# Compatibilité PC-Mac Director Mx2004 - 11



## ssion (25 Mai 2010)

Bonjour à tous et d'avance merci à ceux qui tenteront de comprendre le dysfonctionnement que l'on rencontre.

Un de mes collègues de travail bosse sur Macintosh et sur Director depuis le tout début.

Au fil des années et des différentes versions de director il a chaque fois continué de développer sa propre application de gestion de photo scénarisées.

Cependant, vint le moment où il a fallut passer sur un Mac avec processeur Intel et MacOS 10.5. En effet Director MX2004 n'est plus compatible, et la version 11 est devenu indispensable.

Le problème est que son application ne fonctionne plus sous director 11. Les champs textes sont toujours présents techniquement mais ne s'affichent plus, et sont visuellement inexistant ; la police a été modifiée (avec des erreur d'encodage) et le programme n'est plus exploitable.

Nous avons récupéré son application et l'avons fait passer sous Windows avec director 11. Et là miracle (une fois n'est pas coutume) la conversion est parfaite, l'application fonctionne très bien, aucun bug d'affichage, tout est ok. On a porté le nouveau fichier convertis sur Macintosh sans que cela ne résolve le problème. Le programme développé fonctionne sous PC mais pas sous Macintosh avec les deux même version logiciel de director et exactement les même fichiers . 

En utilisant la version d'essai 11.5, rien n'y fait, le problème reste le même, impossible d'exploiter le programme dans sa nouvelle version sous macintosh alors que sous pc ça fonctionne bien. De là à devoir passer sous windows.... Vous comprendrez qu'on préfèrerai éviter 

Est-ce que parmi vous quelqu'un aurait l'expertise d'un tel problème ou d'une fonctionnalité gérée différemment sous Macintosh dans la version 11 et qui ferait tout planter ?

D'avance merci pour toutes infos qui pourrait nous aider à avancer !


----------



## tatouille (27 Mai 2010)

ssion a dit:


> Bonjour à tous et d'avance merci à ceux qui tenteront de comprendre le dysfonctionnement que l'on rencontre.
> 
> Un de mes collègues de travail bosse sur Macintosh et sur Director depuis le tout début.
> 
> ...



as tu recompile l'appli depuis windows? ce bug est la depuis matusalem.


----------



## ssion (27 Mai 2010)

Bonjour Tatouille,

Non l'application n'a pas été compilée.
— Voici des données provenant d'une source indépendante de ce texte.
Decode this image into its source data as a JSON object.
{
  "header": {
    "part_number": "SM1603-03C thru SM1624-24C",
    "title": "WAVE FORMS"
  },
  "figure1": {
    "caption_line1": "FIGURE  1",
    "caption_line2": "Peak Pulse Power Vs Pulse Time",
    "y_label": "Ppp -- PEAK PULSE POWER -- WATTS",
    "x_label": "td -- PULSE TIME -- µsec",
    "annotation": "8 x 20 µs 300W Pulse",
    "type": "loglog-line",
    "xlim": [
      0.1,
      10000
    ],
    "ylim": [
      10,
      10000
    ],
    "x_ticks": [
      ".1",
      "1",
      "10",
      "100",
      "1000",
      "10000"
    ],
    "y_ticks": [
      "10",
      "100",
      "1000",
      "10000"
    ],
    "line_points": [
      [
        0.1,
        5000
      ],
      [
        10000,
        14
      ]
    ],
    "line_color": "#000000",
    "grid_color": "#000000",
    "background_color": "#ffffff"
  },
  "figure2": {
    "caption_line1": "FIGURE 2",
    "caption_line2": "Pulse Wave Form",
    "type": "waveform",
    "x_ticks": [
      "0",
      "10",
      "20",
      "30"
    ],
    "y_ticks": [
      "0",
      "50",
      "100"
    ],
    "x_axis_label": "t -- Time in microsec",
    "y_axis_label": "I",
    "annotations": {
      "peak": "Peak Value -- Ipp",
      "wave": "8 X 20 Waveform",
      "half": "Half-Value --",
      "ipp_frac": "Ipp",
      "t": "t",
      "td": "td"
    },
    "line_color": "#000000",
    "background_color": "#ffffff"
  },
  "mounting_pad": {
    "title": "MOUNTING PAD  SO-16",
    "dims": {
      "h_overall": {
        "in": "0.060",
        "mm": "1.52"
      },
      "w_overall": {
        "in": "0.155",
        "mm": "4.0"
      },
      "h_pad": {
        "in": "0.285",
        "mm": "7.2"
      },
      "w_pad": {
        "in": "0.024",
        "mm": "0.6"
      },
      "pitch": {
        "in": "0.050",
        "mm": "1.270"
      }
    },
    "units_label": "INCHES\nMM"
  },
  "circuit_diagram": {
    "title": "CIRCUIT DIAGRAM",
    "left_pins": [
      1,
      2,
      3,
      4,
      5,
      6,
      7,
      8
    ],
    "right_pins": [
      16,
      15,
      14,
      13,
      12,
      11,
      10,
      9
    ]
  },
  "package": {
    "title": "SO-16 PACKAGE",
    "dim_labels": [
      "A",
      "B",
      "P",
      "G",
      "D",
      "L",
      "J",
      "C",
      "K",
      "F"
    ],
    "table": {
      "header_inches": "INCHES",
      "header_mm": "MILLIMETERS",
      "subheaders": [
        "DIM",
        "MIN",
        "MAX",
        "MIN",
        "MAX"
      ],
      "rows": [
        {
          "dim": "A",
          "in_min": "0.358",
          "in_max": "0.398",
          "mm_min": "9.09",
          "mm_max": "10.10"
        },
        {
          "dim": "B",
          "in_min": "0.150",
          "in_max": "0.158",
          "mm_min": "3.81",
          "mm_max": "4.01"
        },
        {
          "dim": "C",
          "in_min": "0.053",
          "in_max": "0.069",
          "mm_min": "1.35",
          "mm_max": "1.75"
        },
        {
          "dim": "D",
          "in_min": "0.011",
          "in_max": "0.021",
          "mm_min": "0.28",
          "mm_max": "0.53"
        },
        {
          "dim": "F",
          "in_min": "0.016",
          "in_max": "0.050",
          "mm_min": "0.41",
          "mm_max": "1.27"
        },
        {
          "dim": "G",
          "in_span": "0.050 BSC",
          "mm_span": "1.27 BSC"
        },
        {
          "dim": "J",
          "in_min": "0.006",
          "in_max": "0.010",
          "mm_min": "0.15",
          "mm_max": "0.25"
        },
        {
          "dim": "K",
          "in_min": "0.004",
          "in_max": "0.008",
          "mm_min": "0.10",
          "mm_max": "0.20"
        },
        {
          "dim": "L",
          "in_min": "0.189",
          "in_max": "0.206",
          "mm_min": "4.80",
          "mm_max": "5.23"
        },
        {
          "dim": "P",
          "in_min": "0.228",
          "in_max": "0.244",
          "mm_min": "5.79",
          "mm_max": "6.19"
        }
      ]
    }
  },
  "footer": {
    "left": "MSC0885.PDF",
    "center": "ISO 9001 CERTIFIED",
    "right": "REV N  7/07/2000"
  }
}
Le bug est déjà présent en mode édition. Le test de l'application en live ainsi que que la compilation de celle-ci ne change rien au dysfonctionnement rencontré  

Quand tu parle de ce bug, de quel bug s'agit-il ? à savoir quel sont les mécanisme en jeu qui ont été identifié, je n'en ai pas entendu parlé. 

Tout le problème que nous rencontrons actuellement c'est d'avoir des objets qui sont "invisible", qui à la sélection en mode édition, ont bien un contenu mais comme si il était inactif. Sur une fenêtre qu'on a créé par exemple, on distingue simplement le contour. Les lien ou le texte ne s'affichent pas.


----------



## tatouille (27 Mai 2010)

ssion a dit:


> Bonjour Tatouille,
> 
> Non l'application n'a pas été compilée. Le bug est déjà présent en mode édition. Le test de l'application en live ainsi que que la compilation de celle-ci ne change rien au dysfonctionnement rencontré
> 
> ...



compile et place tes labels sur windows et tu verras ca marchera sur le mac


----------